Computer system 600 also includes a communication interface 618 coupled to bus 602. Communication interface 618 provides a two-way data communication coupling to a network link 620 that is connected to a local network 622. For example, communication interface 618 may be an integrated services digital network (ISDN) card, cable modem, satellite modem, or a modem to provide a data communication connection to a corresponding type of telephone line. As another example, communication interface 618 may be a local area network (LAN) card to provide a data communication connection to a compatible LAN. Wireless links may also be implemented. In any such implementation, communication interface 618 sends and receives electrical, electromagnetic or optical signals that carry digital data streams representing various types of information.
Network link 620 typically provides data communication through one or more networks to other data devices. For example, network link 620 may provide a connection through local network 622 to a host computer 624 or to data equipment operated by an Internet Service Provider (ISP) 626. ISP 626 in turn provides data communication services through the world wide packet data communication network now commonly referred to as the “Internet” 628. Local network 622 and Internet 628 both use electrical, electromagnetic or optical signals that carry digital data streams.
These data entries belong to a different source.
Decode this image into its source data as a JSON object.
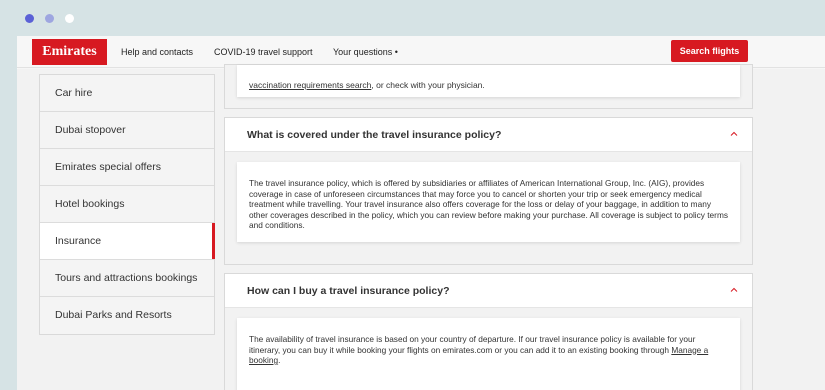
{
  "nav": {
    "logo": "Emirates",
    "links": [
      "Help and contacts",
      "COVID-19 travel support",
      "Your questions •"
    ],
    "search_button": "Search flights"
  },
  "sidebar": {
    "items": [
      {
        "label": "Car hire",
        "active": false
      },
      {
        "label": "Dubai stopover",
        "active": false
      },
      {
        "label": "Emirates special offers",
        "active": false
      },
      {
        "label": "Hotel bookings",
        "active": false
      },
      {
        "label": "Insurance",
        "active": true
      },
      {
        "label": "Tours and attractions bookings",
        "active": false
      },
      {
        "label": "Dubai Parks and Resorts",
        "active": false
      }
    ]
  },
  "top_snippet": {
    "link": "vaccination requirements search",
    "text": ", or check with your physician."
  },
  "faqs": [
    {
      "question": "What is covered under the travel insurance policy?",
      "answer": "The travel insurance policy, which is offered by subsidiaries or affiliates of American International Group, Inc. (AIG), provides coverage in case of unforeseen circumstances that may force you to cancel or shorten your trip or seek emergency medical treatment while travelling. Your travel insurance also offers coverage for the loss or delay of your baggage, in addition to many other coverages described in the policy, which you can review before making your purchase. All coverage is subject to policy terms and conditions."
    },
    {
      "question": "How can I buy a travel insurance policy?",
      "answer": "The availability of travel insurance is based on your country of departure. If our travel insurance policy is available for your itinerary, you can buy it while booking your flights on emirates.com or you can add it to an existing booking through ",
      "answer_link": "Manage a booking",
      "answer_end": "."
    }
  ],
  "colors": {
    "brand_red": "#d71921",
    "background": "#d6e3e5",
    "window_dots": [
      "#5b61d6",
      "#9ea6e0",
      "#ffffff"
    ]
  }
}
The signals through the various networks and the signals on network link 620 and through communication interface 618, which carry the digital data to and from computer system 600, are example forms of transmission media.
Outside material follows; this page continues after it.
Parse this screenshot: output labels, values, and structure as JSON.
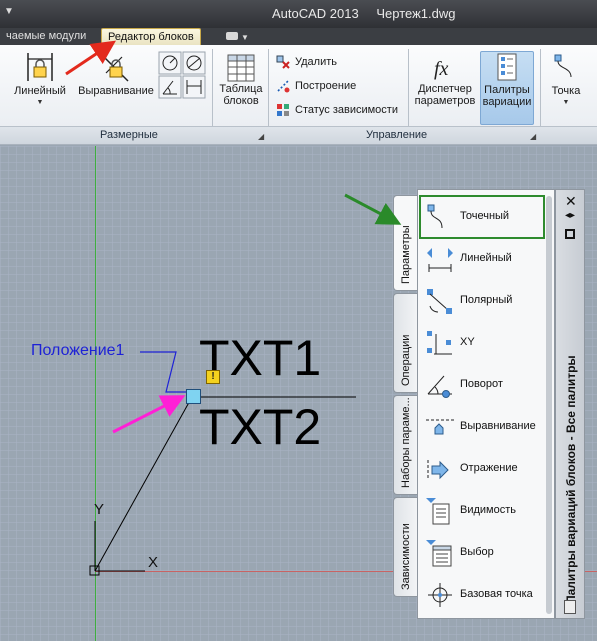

Computer system 600 can send messages and receive data, including program code, through the network(s), network link 620 and communication interface 618. In the Internet example, a server 630 might transmit a requested code for an application program through Internet 628, ISP 626, local network 622 and communication interface 618.
The received code may be executed by processor 604 as it is received, and/or stored in storage device 610, or other non-volatile storage for later execution.
In this description certain process steps are set forth in a particular order, and alphabetic and alphanumeric labels may be used to identify certain steps. Unless specifically stated in the description, embodiments of the invention are not necessarily limited to any particular order of carrying out such steps. In particular, the labels are used merely for convenient identification of steps, and are not intended to specify or require a particular order of carrying out such steps.
In the foregoing specification, embodiments of the invention have been described with reference to numerous specific details that may vary from implementation to implementation. Thus, the sole and exclusive indicator of what is the invention, and is intended by the applicants to be the invention, is the set of claims that issue from this application, in the specific form in which such claims issue, including any subsequent correction. Any definitions expressly set forth herein for terms contained in such claims shall govern the meaning of such terms as used in the claims. Hence, no limitation, element, property, feature, advantage or attribute that is not expressly recited in a claim should limit the scope of such claim in any way. The specification and drawings are, accordingly, to be regarded in an illustrative rather than a restrictive sense.